Both frozen and FFPE tissues are commonly used for molecular pathology analysis. Tissue sampling differences may affect the somatic mutation frequencies in individual samples. For the three genes (TP53, APC, and KRAS) that are most commonly mutated in CRC, we found two genes (TP53 and APC) showed higher mutation frequencies in the frozen tissues than the FFPE tissues. The average TP53 mutation frequencies were 50.9 and 38.3% for the frozen tissues and FFPE tissues, respectively (p = 0.006, Mann Whitney U test). The average APC mutation frequencies were 47.5 and 26.8% for the frozen tissues and FFPE tissues, respectively (p = 0.005, Mann Whitney U test).

We next examined the association between the molecular alterations and patient characteristics (Table 2). Among the 142 patients with at least one somatic mutation identified, we found that the 63 patients without a RAS mutation exhibited different clinical stage distribution as compared with the 79 patients with RAS mutation (p = 0.019, χ2 test). TP53 mutations were more frequently found in male patients by univariate analysis (p = 0.002, χ2 test).

Table 2 Patient characteristics in different molecular subgroups

Comparison between targeted NGS and MS assays

We chose 13 patient samples and performed targeted NGS sequencing using xGen Pan-Cancer Panel V2.4. The NGS panel covers 532 genes. Deep sequencing was performed to have an average sequencing depth of 1400. Among these 13 patients, the MS method identified 11 somatic mutations. Targeted NGS detected 14 mutations, including the 11 mutations detected by MS. Three mutations were identified only by NGS. These three discordant mutations were further analyzed by DNA cloning and capillary sequencing. Two mutations (KRAS_c.G35A, APC_c.C2626T) were verified by cloning and sequencing. One mutation (KRAS_c.G34A) was present at 3% by targeted NGS. We sequenced 37 clones and did not observe any mutant.

Discussion

We developed an 8-well, multiplexed assay based on automated MALDI-TOF mass spectrometry to detect 299 CRC related mutations in 229 southern China patients.

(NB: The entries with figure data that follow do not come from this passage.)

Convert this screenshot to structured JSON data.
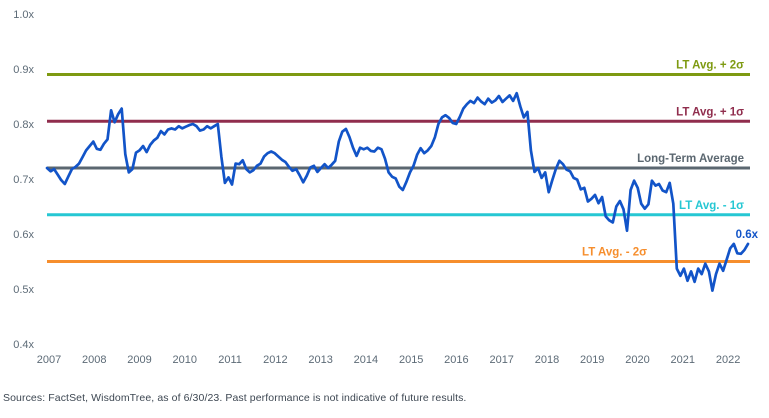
{
  "chart_data": {
    "type": "line",
    "title": "",
    "grid": "off",
    "legend": "none",
    "ylim": [
      0.4,
      1.0
    ],
    "line_color": "#1254c8",
    "end_point_label": "0.6x",
    "y_ticks": [
      {
        "label": "1.0x",
        "value": 1.0
      },
      {
        "label": "0.9x",
        "value": 0.9
      },
      {
        "label": "0.8x",
        "value": 0.8
      },
      {
        "label": "0.7x",
        "value": 0.7
      },
      {
        "label": "0.6x",
        "value": 0.6
      },
      {
        "label": "0.5x",
        "value": 0.5
      },
      {
        "label": "0.4x",
        "value": 0.4
      }
    ],
    "x_tick_labels": [
      "2007",
      "2008",
      "2009",
      "2010",
      "2011",
      "2012",
      "2013",
      "2014",
      "2015",
      "2016",
      "2017",
      "2018",
      "2019",
      "2020",
      "2021",
      "2022"
    ],
    "reference_lines": [
      {
        "label": "LT Avg. + 2σ",
        "value": 0.89,
        "color": "#7e9a11",
        "label_side": "right"
      },
      {
        "label": "LT Avg. + 1σ",
        "value": 0.805,
        "color": "#902d4d",
        "label_side": "right"
      },
      {
        "label": "Long-Term Average",
        "value": 0.72,
        "color": "#5b6770",
        "label_side": "right"
      },
      {
        "label": "LT Avg. - 1σ",
        "value": 0.635,
        "color": "#26c7d3",
        "label_side": "right"
      },
      {
        "label": "LT Avg. - 2σ",
        "value": 0.55,
        "color": "#f68e2d",
        "label_side": "inner-left"
      }
    ],
    "series_start": "2007",
    "series_end": "6/30/23",
    "values": [
      0.72,
      0.714,
      0.718,
      0.708,
      0.698,
      0.691,
      0.705,
      0.718,
      0.722,
      0.728,
      0.74,
      0.752,
      0.76,
      0.768,
      0.755,
      0.753,
      0.764,
      0.772,
      0.825,
      0.803,
      0.818,
      0.828,
      0.745,
      0.712,
      0.718,
      0.748,
      0.752,
      0.76,
      0.749,
      0.762,
      0.77,
      0.775,
      0.787,
      0.781,
      0.79,
      0.792,
      0.79,
      0.796,
      0.792,
      0.795,
      0.798,
      0.8,
      0.796,
      0.788,
      0.79,
      0.796,
      0.792,
      0.796,
      0.8,
      0.74,
      0.693,
      0.703,
      0.69,
      0.728,
      0.727,
      0.734,
      0.718,
      0.712,
      0.716,
      0.724,
      0.728,
      0.741,
      0.747,
      0.75,
      0.747,
      0.741,
      0.735,
      0.731,
      0.722,
      0.715,
      0.718,
      0.707,
      0.694,
      0.706,
      0.721,
      0.724,
      0.713,
      0.72,
      0.727,
      0.72,
      0.726,
      0.733,
      0.768,
      0.786,
      0.791,
      0.776,
      0.757,
      0.742,
      0.757,
      0.754,
      0.757,
      0.751,
      0.75,
      0.757,
      0.754,
      0.737,
      0.712,
      0.704,
      0.701,
      0.686,
      0.68,
      0.695,
      0.712,
      0.724,
      0.744,
      0.756,
      0.747,
      0.752,
      0.76,
      0.776,
      0.8,
      0.812,
      0.816,
      0.811,
      0.802,
      0.8,
      0.813,
      0.828,
      0.836,
      0.842,
      0.838,
      0.848,
      0.841,
      0.836,
      0.846,
      0.839,
      0.843,
      0.851,
      0.84,
      0.846,
      0.852,
      0.842,
      0.856,
      0.832,
      0.812,
      0.822,
      0.752,
      0.713,
      0.72,
      0.702,
      0.712,
      0.676,
      0.698,
      0.718,
      0.733,
      0.727,
      0.717,
      0.714,
      0.702,
      0.699,
      0.681,
      0.684,
      0.659,
      0.664,
      0.671,
      0.656,
      0.667,
      0.632,
      0.625,
      0.621,
      0.65,
      0.66,
      0.645,
      0.606,
      0.68,
      0.697,
      0.684,
      0.655,
      0.646,
      0.654,
      0.697,
      0.688,
      0.691,
      0.679,
      0.676,
      0.693,
      0.655,
      0.537,
      0.524,
      0.537,
      0.515,
      0.532,
      0.513,
      0.537,
      0.527,
      0.546,
      0.532,
      0.497,
      0.527,
      0.546,
      0.533,
      0.553,
      0.574,
      0.582,
      0.565,
      0.564,
      0.571,
      0.582
    ],
    "colors": {
      "tick_text": "#5d6b77",
      "source_text": "#3d4752"
    }
  },
  "footer": {
    "source_text": "Sources: FactSet, WisdomTree, as of 6/30/23. Past performance is not indicative of future results."
  }
}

The selected 299 mutations cover the National Comprehensive Cancer Network (NCCN) guideline of colon cancer recommended gene list relevant to treatment and prognosis, such as KRAS, NRAS, BRAF V600E mutations [15,16,17]. The MALDI-TOF MS assay is sensitive and quantitative in analyzing somatic mutations, with extensive validation by capillary sequencing, as well as a head-to-head comparison with a targeted NGS panel covering 532 genes. We analyzed both frozen tissues and FFPE samples as both sample types are commonly used for molecular pathology analysis. In our cohorts, we found the frozen tissues may contain higher tumor content as evidenced by higher mutation frequencies for TP53 and APC, which may be due to sampling differences.

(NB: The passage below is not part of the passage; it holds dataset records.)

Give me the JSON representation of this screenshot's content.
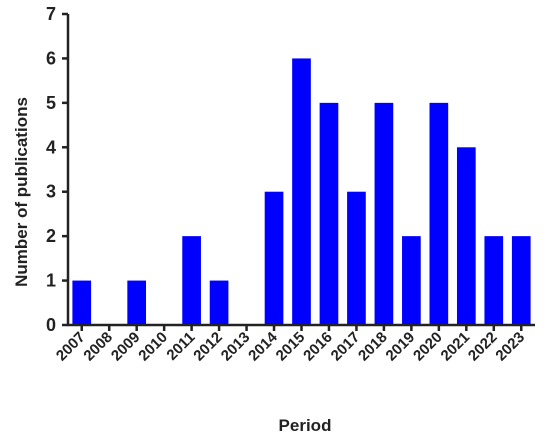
{
  "chart_data": {
    "type": "bar",
    "categories": [
      "2007",
      "2008",
      "2009",
      "2010",
      "2011",
      "2012",
      "2013",
      "2014",
      "2015",
      "2016",
      "2017",
      "2018",
      "2019",
      "2020",
      "2021",
      "2022",
      "2023"
    ],
    "values": [
      1,
      0,
      1,
      0,
      2,
      1,
      0,
      3,
      6,
      5,
      3,
      5,
      2,
      5,
      4,
      2,
      2
    ],
    "title": "",
    "xlabel": "Period",
    "ylabel": "Number of publications",
    "ylim": [
      0,
      7
    ],
    "yticks": [
      0,
      1,
      2,
      3,
      4,
      5,
      6,
      7
    ],
    "bar_color": "#0000ff",
    "axis_color": "#222222",
    "grid": false,
    "legend": false
  }
}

NGS-based methods can detect known and unknown mutations while the MALDI-TOF MS assay is more suitable to detect pre-selected, functionally relevant known mutations. The cost of the multiplex MS assay (about USD 60/sample) is substantially lower than targeted NGS (about USD 150 ~ 200/sample). The MS approach is highly automated and suitable for high throughput analysis of larger sample size, making it suitable as a routine testing platform. The overall time needed for the MS assay is about 9 h, with hands-on time of about 60 min. The MS assay is also flexible in panel expansion to add more important mutations.

Conclusions

We have developed and validated a highly multiplexed assay for the quantification of 299 somatic mutations in colorectal cancer tissues, offering a tool for studying the biological and clinical significance of somatic mutations with large numbers of cancer tissues. The multiplex assay may also be useful in clinical management of colorectal cancer patients.